Aquel niño que buscaba una isla sin saber lo que estaba buscando; y yo mismo, asombrado de que no supiera qué era una isla, no sabíamos nada; ignorábamos que la isla es también símbolo de aislamiento, de soledad y de muerte y que en las islas malditas hay apariciones infernales y tormentas. En una de ellas, en Ogigia, vive Calipso una deidad de “carácter funerario”, anfitriona durante varios años de Odiseo y mediante trampas y engaños logró que su huésped postergara el viaje a Itaca. Pero así como hay islas malditas, las hay bienaventuradas cuyas orillas, se dice, están hechas de joyas pulverizadas, crecen árboles perfumados y se ven palacios que resplandecen bajo el sol. Se las conoce como “las islas de las joyas”.
Cuba fue hace tiempo una isla bienanventurada pero ocurrió que dos hermanos se apoderaron de ella y la convirtieron en una isla maldita. De la misma manera, el país venezolano conoció alguna vez la bienaventuranza de sus cielos despejados y un persistente soplo de libertad y de democracia antes de convertirse también en una isla maldita, desafortunada y empobrecida; quiero decir, en una porción de tierra rodeada por todas partes de militares y civiles corruptos, ¡ávidos de dinero!
En su diccionario de símbolos, Juan Eduardo Cirlot dice, además, que “donde ahora no se encuentran más que lagos salados y desiertos desnudos y desolados, existía un vasto mar interior que se extendía sobre el Asia central, en el cual se hallaba una isla de incomparable belleza, trasunto de la isla que se halla en medio de la rueda zodiacal en el océano superior, es decir, en los océanos del cielo” y advierte que los mismos signos del zodíaco son concebidos como doce islas.

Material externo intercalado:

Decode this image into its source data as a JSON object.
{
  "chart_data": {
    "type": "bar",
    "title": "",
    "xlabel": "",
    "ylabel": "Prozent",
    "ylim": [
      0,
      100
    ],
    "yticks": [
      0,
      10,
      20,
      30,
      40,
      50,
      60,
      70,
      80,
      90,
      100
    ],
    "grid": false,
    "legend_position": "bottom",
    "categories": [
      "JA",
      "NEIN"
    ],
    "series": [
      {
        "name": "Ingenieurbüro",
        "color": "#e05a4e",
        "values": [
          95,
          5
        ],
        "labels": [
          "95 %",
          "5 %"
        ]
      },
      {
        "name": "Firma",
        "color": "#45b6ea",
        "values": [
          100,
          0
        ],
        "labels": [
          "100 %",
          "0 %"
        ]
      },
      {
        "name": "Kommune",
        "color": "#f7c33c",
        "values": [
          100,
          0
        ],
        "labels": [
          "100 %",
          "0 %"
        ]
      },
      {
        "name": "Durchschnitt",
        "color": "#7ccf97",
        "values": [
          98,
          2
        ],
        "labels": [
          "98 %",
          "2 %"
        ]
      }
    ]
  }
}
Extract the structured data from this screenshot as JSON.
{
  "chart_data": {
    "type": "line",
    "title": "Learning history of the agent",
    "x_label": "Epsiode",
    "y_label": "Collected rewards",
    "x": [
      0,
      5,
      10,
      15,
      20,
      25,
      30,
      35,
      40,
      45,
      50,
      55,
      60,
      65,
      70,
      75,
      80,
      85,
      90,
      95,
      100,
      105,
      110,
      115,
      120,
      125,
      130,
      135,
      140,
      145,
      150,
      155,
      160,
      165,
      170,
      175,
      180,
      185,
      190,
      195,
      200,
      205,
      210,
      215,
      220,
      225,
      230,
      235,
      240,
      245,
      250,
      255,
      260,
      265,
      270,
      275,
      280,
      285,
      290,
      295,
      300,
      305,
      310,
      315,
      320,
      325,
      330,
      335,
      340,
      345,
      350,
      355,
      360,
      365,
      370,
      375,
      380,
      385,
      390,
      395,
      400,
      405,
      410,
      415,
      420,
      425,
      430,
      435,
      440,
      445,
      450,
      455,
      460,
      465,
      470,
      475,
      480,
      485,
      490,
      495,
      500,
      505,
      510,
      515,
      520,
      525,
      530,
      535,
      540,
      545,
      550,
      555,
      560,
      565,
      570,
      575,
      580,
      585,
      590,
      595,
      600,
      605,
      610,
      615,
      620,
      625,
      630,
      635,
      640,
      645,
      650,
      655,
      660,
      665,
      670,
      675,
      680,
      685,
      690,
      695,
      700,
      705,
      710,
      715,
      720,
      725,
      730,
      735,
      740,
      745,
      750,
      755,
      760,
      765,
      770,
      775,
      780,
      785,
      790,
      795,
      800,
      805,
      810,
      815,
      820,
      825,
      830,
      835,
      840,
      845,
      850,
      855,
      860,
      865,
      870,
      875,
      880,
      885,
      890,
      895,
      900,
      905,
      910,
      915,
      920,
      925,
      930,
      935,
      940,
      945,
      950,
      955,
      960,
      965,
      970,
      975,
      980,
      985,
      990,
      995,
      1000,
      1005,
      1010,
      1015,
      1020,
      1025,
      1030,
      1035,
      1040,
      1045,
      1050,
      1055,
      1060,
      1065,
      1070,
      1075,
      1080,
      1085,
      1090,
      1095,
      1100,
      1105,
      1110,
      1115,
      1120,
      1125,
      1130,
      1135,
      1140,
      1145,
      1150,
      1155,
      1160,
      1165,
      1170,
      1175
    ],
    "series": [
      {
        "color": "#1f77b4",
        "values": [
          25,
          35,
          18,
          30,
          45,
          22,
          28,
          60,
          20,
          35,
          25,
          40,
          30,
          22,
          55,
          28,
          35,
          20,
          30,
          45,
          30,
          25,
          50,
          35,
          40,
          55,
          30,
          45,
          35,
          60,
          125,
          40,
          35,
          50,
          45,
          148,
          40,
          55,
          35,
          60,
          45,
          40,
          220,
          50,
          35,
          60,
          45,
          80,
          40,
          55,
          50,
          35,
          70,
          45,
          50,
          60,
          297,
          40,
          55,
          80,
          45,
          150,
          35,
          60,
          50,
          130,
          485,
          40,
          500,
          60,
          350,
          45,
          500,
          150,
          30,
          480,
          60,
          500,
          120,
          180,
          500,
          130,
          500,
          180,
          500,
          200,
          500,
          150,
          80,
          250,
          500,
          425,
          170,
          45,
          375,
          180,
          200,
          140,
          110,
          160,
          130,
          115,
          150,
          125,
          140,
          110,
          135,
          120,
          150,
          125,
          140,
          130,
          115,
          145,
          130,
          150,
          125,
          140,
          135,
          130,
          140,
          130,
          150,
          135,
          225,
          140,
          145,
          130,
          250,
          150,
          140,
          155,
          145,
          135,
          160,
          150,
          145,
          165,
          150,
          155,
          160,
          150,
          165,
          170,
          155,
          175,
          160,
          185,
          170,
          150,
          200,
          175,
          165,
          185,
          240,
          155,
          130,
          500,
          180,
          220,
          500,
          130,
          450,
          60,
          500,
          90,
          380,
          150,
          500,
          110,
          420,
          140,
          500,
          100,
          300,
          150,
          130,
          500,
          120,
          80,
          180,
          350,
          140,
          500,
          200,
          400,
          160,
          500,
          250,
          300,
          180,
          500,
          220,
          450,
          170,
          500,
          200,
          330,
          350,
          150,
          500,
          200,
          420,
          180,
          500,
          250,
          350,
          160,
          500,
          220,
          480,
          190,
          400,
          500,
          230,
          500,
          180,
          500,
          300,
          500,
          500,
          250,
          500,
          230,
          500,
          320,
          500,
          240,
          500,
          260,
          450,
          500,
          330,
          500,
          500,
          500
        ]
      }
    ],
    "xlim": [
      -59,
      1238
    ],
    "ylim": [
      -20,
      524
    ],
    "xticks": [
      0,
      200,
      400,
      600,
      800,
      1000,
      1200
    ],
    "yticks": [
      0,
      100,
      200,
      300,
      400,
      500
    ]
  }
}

La isla bienaventurada es como el paraíso terrenal y se habla de la isla que visitó san Brandan que tenía un árbol inmenso en cuya copa habitaban los pájaros y dos ríos que la atravesaban; el de la juventud y el de la muerte. Porque en los mitos griegos la isla bienaventurada es también el país de los muertos. En la isla bolivariana no vivimos en ella sino que ¡sobrevivimos! Somos náufragos que recorremos la porción de tierra buscando alimentos, medicinas y hasta hilos y agujas de coser; echamos al mar botellas con papelitos pidiendo auxilio y gritamos y manoteamos cuando pasa un barco a lo lejos, sin vernos.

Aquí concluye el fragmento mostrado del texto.